Rensselaer Polytechnic Institute, USA
Michael Shur received the M.S.E.E. degree from the St. Petersburg Electrotechnical University, the Ph.D. degree in mathematics and physics and D.Sc. degree (habilitation) in mathematics and physics from the A.F. Ioffe Institute of Physics and Technology. He is the Patricia W. and C. Sheldon Roberts Professor of Solid State Electronics at Rensselaer Polytechnic Institute. Dr. Shur is a Life Fellow of the IEEE, the American Physical Society, SPIE, and Fellow of OSA, SPIE, IET, AAAS, MRS, WIF, and ECS.  He is Editor-In-Chief of the International Journal of High-Speed Electronics and Systems. His awards include the Tibbetts Award for Technology Commercialization, Honorary Doctorates from the St. Petersburg Technical University and University of Vilnius, IEEE EDS Ebers Award, Sensors Council Technical Achievement Award, IEEE Donald Fink Award, IEEE Kirchmayer Award, Gold Medal of the Russian Ministry of Education, van der Ziel Award, Senior Humboldt Research Award, Pioneer Award, RPI Engineering Research Award, several Best Paper Awards, and Distinguished Lecturer awards from the IEEE EDS, MTT, and Sensors Council.  He is Foreign Member of Lithuanian Academy of Sciences and a Fellow of the National Academy of Inventors.

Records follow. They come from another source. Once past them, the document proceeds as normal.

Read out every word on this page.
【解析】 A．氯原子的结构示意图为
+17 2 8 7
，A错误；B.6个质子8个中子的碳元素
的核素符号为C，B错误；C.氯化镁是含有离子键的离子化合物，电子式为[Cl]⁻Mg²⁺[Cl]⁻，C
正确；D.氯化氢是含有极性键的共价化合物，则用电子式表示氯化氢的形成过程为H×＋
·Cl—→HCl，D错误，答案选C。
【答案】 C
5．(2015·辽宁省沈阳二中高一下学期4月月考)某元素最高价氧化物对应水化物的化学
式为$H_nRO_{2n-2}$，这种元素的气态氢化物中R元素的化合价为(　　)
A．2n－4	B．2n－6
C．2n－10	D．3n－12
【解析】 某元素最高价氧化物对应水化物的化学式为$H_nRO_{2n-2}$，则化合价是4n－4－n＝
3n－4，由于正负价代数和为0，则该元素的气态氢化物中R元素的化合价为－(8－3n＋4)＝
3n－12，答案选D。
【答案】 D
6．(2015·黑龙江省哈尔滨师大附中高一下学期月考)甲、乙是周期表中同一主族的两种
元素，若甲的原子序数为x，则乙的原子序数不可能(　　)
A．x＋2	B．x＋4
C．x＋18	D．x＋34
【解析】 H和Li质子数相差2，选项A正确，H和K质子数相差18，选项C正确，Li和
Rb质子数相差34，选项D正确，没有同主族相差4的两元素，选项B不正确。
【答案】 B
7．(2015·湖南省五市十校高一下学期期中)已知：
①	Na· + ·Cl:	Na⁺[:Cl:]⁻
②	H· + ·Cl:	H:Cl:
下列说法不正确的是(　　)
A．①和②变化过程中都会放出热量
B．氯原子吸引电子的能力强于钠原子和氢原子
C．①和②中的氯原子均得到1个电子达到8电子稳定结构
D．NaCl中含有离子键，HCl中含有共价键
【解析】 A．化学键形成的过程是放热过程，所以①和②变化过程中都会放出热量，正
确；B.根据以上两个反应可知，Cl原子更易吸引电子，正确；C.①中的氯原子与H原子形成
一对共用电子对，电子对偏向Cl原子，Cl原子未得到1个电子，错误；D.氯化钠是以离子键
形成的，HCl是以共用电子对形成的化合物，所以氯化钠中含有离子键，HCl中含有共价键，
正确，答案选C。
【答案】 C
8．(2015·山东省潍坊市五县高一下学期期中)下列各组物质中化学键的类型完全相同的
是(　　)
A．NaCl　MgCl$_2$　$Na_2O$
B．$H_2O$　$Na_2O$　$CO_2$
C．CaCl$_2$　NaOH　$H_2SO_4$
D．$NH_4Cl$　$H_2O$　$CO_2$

Sensing using THz radiation
The emerging application of sub-THz and THz technology for 6G communications (including future 6G Wi-Fi) has focused attention on the THz sensing and detection technology.  This tutorial will cover
  • THz detection for 6G communications (in sub- THz and THz atmospheric windows)
  • THz sensing of biological and chemical hazardous agents
  • THz cancer detection and other medical applications
  • THz homeland security applications
  • THz sensing in radioastronomy and space research
  • THz sensing for industrial control
  • THz scanning detection for VLSI yield and reliability control
  • THz scanning for hardware cyber security.
The  overview of the THz sensing technology will include the state-of-the-art THz sources. These sources range from traditional pulsed THz sources and frequency multipliers using IMPATT and Gunn diodes to Quantum Cascade lasers and THz plasmonic arrays. I will then discuss the THz detectors including emerging Si, III-V, III-N, and graphene plasmonic TeraFETs and spectroscopic and line-of-sight vector THz detection.  The THz detection for 6G communications in the 300 GHz range could be implemented using  Si CMOS with the 20 nm SOI technology node being a prime candidate for this application.